AX: L’idea che ogni elemento linguistico, sia visivo che sonoro, non abbia un significato univoco ma sia qualcosa di culturalmente connotato. Credo che il meccanismo che renda la decontestualizzazione efficace nella costruzione di una poetica sia il fatto che, anche inconsapevolmente, un “segno” sia generalmente legato ad un “contesto” abbastanza preciso e, pertanto, questo concorre alla definizione del suo “significato” in modo importante. Ho sempre fatto fatica ad immaginare forme “pure” senza pensare che queste non portino ad un’arte decisamente asettica ed è per questo che preferisco usare elementi concreti in strutture astratte. Per fare un esempio, il fotogramma che si vede in “intervallo” è un rettangolo, dal punto di vista formale, ma la presenza delle perforazioni laterali rende evidente che non è un rettangolo colorato ma la materia del cinema.

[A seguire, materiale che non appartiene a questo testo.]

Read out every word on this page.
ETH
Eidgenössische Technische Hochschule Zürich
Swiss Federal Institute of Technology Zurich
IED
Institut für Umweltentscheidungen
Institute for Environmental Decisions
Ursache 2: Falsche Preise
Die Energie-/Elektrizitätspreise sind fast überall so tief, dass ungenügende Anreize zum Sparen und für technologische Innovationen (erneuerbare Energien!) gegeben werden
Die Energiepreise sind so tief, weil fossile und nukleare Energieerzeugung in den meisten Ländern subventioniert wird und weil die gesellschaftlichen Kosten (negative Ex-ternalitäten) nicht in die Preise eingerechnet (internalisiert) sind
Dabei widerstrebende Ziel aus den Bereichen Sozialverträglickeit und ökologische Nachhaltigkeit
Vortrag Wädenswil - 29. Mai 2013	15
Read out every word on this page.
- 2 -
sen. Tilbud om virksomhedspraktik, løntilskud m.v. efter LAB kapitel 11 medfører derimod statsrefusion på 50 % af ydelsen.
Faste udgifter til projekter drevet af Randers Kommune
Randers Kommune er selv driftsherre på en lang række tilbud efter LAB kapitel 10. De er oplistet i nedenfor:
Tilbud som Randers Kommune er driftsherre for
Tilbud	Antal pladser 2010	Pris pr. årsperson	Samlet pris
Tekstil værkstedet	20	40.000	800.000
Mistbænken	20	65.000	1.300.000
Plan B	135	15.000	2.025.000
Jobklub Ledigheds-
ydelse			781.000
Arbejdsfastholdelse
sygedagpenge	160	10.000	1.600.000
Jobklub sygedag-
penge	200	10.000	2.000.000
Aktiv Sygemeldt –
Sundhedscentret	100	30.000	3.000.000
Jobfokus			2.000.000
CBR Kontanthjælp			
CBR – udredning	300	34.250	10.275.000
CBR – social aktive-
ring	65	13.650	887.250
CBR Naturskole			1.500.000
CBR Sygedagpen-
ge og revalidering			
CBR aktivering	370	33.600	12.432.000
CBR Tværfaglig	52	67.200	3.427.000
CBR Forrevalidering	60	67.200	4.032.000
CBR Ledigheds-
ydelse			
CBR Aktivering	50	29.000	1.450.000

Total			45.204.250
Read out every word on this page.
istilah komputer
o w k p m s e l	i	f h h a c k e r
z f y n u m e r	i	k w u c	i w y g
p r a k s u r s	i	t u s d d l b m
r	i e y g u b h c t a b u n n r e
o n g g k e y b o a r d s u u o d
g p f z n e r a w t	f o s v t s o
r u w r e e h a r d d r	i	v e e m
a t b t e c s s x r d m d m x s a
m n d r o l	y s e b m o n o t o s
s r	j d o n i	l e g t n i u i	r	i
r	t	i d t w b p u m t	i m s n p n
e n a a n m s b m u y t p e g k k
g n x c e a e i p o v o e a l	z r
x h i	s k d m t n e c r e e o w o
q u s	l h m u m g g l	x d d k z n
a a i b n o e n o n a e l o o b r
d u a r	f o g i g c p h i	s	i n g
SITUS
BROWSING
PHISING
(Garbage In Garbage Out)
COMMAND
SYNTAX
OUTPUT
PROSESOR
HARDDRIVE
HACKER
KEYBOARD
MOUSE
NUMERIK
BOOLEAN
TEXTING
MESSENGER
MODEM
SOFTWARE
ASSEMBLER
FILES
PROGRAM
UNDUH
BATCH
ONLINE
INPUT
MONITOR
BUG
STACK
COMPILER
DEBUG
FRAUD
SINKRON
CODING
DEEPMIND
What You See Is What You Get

SC: A quali suggestioni estetiche ti rifai più o meno esplicitamente?
AX: Prima di tutto, l’idea che dietro un’opera d’arte ci debba essere una motivazione dietro. Penso che uno dei problemi principali dell’arte sia la preoccupazione di utilizzare tecniche più o meno contemporanee senza che queste abbiano un nesso reale con la forma usata; anche nell’opera più astratta, dal punto di vista formale, ci deve essere un significato che viene veicolato, altrimenti è un esercizio di stile. Il ruolo della memoria è un altro aspetto che m’ha sempre interessato perché è quello che rende efficace e.g., il collage, dato che il cambio di contesto è attivato, in definitiva, dal fatto che ricordiamo che quell’elemento era, in origine, da un’altra parte. Infine, l’astrazione della forma come metodo per unificare gli elementi formali in un insieme coerente. Tutto questo indica evidentemente che surrealismo, concettualismo, minimalismo ed astrattismo abbiano profondamente influenzato la mia opera.
SC: Spiegaci le ragioni e le motivazioni intrinseche della tua poliedricità.
AX: Non ho mai considerato realmente separati gli aspetti visivi e sonori ma come metodi per veicolare messaggi diversi. Non ho mai fatto una copertina per un mio CDr solo per l’impatto visivo o perché “va fatta” ma con la volontà di presentare, in qualche modo, ciò che viene ascoltato. Allo stesso modo, i corti non sono pensati come video; al punto che il primo montaggio è sempre fatto senza sonoro perché l’aspetto visivo non è una stampella di quello audio. Certi aspetti dell’idea o del progetto sono resi meglio in un modo o in un altro e, da questo punto di vista, l’uso di strutture astratte simili rende questo rapporto organico. Dato che nessun linguaggio è omnicomprensivo, certi aspetti vengono veicolati meglio dalla parte visiva ed altri dalla parte audio.
SC: E’ stato complicato creare una tua poetica personale? Come si articola la tua ricerca?
AX: Più che complicato, è stato un processo lungo sopratutto per identificare quelle forme che consentissero un rapporto dialettico tra opere musicali e quelle visive ma, sopratutto, fossero adatte per ciò che volevo esprimere. Come detto prima, ogni forma o tecnica utilizzata deve avere una motivazione per aspirare a comunicare qualcosa. Dopo aver realizzato il legame tra e.g., la funzione della simmetria in un’immagine e quello del loop in una composizione musicale, è potuta realmente cominciare la fase di pubblicazione delle opere ed, attualmente, il fulcro della mia ricerca è lo sfruttamento di queste forme per unificare questi aspetti.
SC: Quali progetti imminenti hai attualmente in campo?
AX: Un nuovo corto ed un nuovo CDr in primis ma non sono imminenti, visto che c’è bisogno di un certo lavoro preparatorio e di sedimentazione delle idee prima che le opere assumano una forma compiuta e siano pubblicabili.